Глядя снизу на ее лицо, сосредоточенное, с закушенной нижней губой, он думал о том, что такие лица, пожалуй, не могут быть у девиц, переживающих свое девичество между войнами; лишь время войны накладывает эту печать мужественности и простоты, придает взгляду бесхитростный и гордый вызов. Но что станется с ее лицом лет через десять-двенадцать, – если, конечно, она до того лица доживет! – как будет оно проигрывать в сравнении с лицами невоенной поры, ухоженными, натренированными утаивать любые чувства! Ему вспоминались лица бывших девушек Гражданской войны, без конца выступавших с воспоминаниями, лица огрубелые и жалкие – оттого, что жизнь заполнялась лишь памятью о прошлом. Бывшее тогда кровавым, грязным и страшным, оно, отойдя, сделалось прекрасным, лучшим в судьбе. А настоящего, о котором тогда так мечталось, не досталось им, чтобы создать новое лицо, с чертами по-иному прекрасными.
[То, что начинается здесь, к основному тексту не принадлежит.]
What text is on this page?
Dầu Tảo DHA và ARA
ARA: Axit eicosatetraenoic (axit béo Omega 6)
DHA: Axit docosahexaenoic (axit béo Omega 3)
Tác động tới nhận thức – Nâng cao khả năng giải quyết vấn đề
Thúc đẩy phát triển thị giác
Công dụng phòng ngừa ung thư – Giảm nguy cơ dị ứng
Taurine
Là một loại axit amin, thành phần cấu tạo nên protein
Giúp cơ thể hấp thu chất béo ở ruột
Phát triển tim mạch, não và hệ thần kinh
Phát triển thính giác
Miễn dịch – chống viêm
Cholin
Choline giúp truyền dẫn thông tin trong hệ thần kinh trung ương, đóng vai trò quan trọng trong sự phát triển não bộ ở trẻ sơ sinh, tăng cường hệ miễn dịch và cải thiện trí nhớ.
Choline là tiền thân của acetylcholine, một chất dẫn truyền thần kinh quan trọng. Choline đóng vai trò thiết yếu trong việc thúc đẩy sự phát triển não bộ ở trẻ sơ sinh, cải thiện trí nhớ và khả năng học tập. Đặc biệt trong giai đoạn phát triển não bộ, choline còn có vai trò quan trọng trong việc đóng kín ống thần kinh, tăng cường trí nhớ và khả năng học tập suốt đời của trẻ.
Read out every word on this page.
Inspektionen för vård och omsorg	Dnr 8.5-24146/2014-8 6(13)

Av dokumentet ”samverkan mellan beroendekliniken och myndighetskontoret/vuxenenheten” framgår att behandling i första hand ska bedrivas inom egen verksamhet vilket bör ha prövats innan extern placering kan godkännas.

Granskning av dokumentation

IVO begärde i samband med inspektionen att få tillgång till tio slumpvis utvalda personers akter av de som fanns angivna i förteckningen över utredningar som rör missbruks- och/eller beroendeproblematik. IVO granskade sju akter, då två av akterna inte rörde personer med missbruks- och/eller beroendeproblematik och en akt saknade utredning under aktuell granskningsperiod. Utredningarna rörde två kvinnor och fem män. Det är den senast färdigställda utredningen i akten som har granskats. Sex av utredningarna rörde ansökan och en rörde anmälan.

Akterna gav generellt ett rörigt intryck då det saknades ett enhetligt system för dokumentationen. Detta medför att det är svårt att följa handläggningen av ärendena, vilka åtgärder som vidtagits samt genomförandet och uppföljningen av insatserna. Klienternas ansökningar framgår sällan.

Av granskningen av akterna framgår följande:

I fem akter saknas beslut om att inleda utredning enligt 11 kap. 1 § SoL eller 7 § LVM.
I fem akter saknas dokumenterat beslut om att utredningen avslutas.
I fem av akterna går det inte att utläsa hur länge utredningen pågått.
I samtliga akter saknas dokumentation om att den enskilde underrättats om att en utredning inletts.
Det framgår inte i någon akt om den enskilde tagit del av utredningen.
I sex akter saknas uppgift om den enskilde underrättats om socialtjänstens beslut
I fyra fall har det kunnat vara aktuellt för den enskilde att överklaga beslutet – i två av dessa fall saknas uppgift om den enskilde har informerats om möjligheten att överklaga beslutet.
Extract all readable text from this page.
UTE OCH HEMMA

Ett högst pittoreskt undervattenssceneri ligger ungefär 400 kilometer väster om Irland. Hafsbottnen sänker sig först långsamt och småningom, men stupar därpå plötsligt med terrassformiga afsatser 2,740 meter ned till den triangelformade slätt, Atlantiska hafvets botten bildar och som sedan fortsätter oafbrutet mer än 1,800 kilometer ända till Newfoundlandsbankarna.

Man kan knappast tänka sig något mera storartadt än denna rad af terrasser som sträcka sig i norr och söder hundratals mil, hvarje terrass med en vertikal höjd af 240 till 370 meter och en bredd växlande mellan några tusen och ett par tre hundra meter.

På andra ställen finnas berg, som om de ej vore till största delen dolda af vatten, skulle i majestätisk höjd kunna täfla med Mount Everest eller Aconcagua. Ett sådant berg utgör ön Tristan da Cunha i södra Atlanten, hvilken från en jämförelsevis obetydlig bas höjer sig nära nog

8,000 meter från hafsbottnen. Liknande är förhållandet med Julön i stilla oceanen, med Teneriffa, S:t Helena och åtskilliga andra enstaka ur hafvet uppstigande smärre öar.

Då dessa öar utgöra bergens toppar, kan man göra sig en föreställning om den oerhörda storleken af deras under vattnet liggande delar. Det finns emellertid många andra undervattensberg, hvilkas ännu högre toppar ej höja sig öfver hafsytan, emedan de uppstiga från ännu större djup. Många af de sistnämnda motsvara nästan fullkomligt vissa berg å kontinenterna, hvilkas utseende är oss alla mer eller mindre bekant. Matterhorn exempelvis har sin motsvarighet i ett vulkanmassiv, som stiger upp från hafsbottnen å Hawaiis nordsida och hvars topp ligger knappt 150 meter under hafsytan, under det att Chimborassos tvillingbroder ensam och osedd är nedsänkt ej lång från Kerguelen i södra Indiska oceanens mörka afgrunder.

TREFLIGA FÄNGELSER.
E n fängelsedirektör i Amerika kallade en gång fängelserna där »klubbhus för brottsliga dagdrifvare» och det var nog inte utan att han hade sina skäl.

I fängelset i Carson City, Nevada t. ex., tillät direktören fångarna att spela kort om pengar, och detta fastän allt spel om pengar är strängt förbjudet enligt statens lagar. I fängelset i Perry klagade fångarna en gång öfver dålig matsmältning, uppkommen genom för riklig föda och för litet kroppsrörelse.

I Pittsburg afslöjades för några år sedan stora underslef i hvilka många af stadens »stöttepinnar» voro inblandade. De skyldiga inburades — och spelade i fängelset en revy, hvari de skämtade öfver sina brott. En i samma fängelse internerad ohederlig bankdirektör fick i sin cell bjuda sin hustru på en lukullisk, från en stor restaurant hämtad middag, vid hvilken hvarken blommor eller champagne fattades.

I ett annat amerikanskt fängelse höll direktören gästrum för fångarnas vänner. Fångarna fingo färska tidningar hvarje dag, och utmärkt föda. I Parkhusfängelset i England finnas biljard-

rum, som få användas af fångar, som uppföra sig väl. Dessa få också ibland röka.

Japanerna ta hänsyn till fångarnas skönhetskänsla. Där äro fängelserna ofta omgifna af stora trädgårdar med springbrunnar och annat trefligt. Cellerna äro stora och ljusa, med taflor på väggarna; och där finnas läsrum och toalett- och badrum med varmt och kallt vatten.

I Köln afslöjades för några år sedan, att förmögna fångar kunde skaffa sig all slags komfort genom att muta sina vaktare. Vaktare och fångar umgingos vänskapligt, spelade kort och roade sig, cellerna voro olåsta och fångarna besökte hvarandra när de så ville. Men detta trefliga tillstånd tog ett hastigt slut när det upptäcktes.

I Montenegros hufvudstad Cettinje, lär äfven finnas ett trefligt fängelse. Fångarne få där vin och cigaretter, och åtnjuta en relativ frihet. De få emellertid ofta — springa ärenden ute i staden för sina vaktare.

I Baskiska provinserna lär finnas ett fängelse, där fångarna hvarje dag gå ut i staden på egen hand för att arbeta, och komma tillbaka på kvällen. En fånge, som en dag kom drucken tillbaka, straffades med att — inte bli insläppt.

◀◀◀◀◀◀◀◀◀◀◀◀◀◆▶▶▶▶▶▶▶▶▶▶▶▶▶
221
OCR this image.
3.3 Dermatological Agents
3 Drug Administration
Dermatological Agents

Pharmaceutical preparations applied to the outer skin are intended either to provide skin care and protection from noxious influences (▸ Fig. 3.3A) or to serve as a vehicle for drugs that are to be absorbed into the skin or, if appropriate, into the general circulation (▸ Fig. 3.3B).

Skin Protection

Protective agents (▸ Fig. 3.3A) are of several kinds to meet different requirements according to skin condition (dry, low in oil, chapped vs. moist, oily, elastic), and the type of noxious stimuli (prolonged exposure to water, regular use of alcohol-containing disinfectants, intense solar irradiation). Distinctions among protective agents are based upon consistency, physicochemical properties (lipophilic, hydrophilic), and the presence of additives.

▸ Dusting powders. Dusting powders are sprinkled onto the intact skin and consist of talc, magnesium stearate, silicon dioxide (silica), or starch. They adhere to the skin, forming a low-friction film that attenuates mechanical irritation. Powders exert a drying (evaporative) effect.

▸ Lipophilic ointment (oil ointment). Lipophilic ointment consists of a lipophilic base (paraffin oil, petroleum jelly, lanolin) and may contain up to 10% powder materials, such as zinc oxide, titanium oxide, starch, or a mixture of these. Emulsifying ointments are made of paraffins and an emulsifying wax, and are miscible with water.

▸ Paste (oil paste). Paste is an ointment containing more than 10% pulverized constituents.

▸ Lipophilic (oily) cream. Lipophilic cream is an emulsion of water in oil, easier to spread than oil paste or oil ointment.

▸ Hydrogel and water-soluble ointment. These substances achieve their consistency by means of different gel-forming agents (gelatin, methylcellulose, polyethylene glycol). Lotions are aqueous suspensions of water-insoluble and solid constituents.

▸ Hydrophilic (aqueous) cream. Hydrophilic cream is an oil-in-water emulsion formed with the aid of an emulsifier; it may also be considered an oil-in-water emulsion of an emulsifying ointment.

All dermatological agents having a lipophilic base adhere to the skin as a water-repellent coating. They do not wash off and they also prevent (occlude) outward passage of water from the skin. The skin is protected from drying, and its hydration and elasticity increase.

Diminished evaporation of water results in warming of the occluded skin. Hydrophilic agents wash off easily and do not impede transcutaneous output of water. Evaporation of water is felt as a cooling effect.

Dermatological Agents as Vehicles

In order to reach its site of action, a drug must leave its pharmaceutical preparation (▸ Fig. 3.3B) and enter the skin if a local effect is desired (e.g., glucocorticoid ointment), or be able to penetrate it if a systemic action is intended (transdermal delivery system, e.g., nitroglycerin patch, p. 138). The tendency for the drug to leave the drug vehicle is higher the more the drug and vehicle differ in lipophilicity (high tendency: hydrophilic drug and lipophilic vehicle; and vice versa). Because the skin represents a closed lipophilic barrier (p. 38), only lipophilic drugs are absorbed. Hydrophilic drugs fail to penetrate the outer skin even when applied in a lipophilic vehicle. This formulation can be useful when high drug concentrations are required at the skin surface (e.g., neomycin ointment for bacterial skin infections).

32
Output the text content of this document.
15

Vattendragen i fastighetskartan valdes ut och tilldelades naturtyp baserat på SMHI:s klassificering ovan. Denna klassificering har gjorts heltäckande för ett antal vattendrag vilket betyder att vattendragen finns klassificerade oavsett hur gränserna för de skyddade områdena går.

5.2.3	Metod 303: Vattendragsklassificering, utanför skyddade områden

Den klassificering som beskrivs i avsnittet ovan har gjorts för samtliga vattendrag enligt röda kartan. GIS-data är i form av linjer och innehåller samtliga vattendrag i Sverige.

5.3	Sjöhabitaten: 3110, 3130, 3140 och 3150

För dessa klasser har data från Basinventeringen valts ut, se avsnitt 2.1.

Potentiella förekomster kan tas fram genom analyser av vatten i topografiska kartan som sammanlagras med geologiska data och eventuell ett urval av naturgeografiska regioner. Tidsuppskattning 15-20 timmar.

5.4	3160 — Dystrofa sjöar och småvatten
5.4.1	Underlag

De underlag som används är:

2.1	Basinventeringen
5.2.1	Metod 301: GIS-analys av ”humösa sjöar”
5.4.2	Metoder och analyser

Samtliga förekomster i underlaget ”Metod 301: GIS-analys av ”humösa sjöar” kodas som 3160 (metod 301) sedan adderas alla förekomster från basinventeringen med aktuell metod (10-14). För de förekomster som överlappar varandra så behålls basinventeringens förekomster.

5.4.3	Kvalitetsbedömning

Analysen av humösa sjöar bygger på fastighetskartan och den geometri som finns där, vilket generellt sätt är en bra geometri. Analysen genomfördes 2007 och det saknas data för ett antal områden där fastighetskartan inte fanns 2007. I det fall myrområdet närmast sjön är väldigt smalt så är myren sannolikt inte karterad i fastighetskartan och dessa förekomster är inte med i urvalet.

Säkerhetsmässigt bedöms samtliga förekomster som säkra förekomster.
Сейчас ее лицо, не столь и красивое, было прекрасно своим выражением непритворной заботы – о нем, о нем! Совсем иное, чем у жены, оно и волновало его особенно этой непохожестью; эта темно-русая, темноглазая девушка,
– Что вы делаете? – мягко укорила она. – Я же должна вас прослушать, мне ваш пульс не нравится совершенно, опять перебои. И что с вами делать, просто ума не приложу. Просили, чтоб я вам что-нибудь принесла, чтоб не спать, или укол сделала, но вы же выпили…
– Так вот же и принесла. Нешто с тобой заснешь?
– Ну вот… Что с вами поделаешь?
Сидя у него на коленях, она расстегивала китель на его груди, прикладывалась ухом к сердцу; в ее движениях, во всем милом, девически незавершенном лице не видно было никакого лукавства, игры – это и трогало его, и обижало.
– Да ты любишь ли меня?
– Но вы же знаете…
Как было понять ее покорность? Вы же знаете, что да? Или – что я это обязана сносить, потому что вы генерал, вы командующий, а я – лейтенант, медичка? И однако, при всей покорности, сколько ни возражал он, она упрямо звала его на «вы». Покуда одетые, никогда по имени, а только – «вы». Другое дело – в постели.
– Я шприц приготовила для укола, – сказала она грустно. – Ну есть же какой-то порядок, режим, зачем же вы раньше времени выпили?
– Раньше какого времени?
Она лишь потупилась, повела плечом.
– Ну, выпей и ты. Для порядка…
Он ей налил с размаху, с переливом, в свою стопку и поднес к ее губам. Она от запаха сморщилась, но слегка запрокинула голову, чтобы он мог влить всю стопку разом. Это он приучил ее так пить; в первые их свидания она непременно перехватывала стопку пальцами обеих рук и выпивала маленькими судорожными глотками. Выпив, она опять припадала щекою к его груди, и это служило как бы условным сигналом, частью прелюдии, после которой с нею все можно.
Господи, как будто ему с нею хоть что-то было нельзя! Как будто он это все не проделывал тотчас же, как она к нему входила, не дав ей хоть юбку стащить, не заботясь о том, как же она выйдет потом в измятой, – как и вообще не заботило его, скольких усилий стоило ей, при всех передвижениях армии, являться к нему всегда чисто вымытой и опрятно одетой, наглаженной; ее испуганные взгляды на дверь не понуждали его хотя бы накинуть крючок, а лишь задернуть полог в углу, где помещалась его походная койка, – хотя и этого можно было не делать, ничья нога не ступила бы сюда, миновав Шестерикова. Как много было потеряно – и ее движений при раздевании, трогательно готовных, и своего же горячего томления, всего прелестного, таинственного, о чем только и помнится потом, тогда как то, что он называл «делом», забывается напрочь. Сейчас ему горько было представить себе, как, наверное, безобразен был он с нею, и оттого особенно горько, что таким она и запомнит его. И может быть, в час другой, в другой постели, с кем-то другим, она, вспоминая его, вздрогнет с отвращением.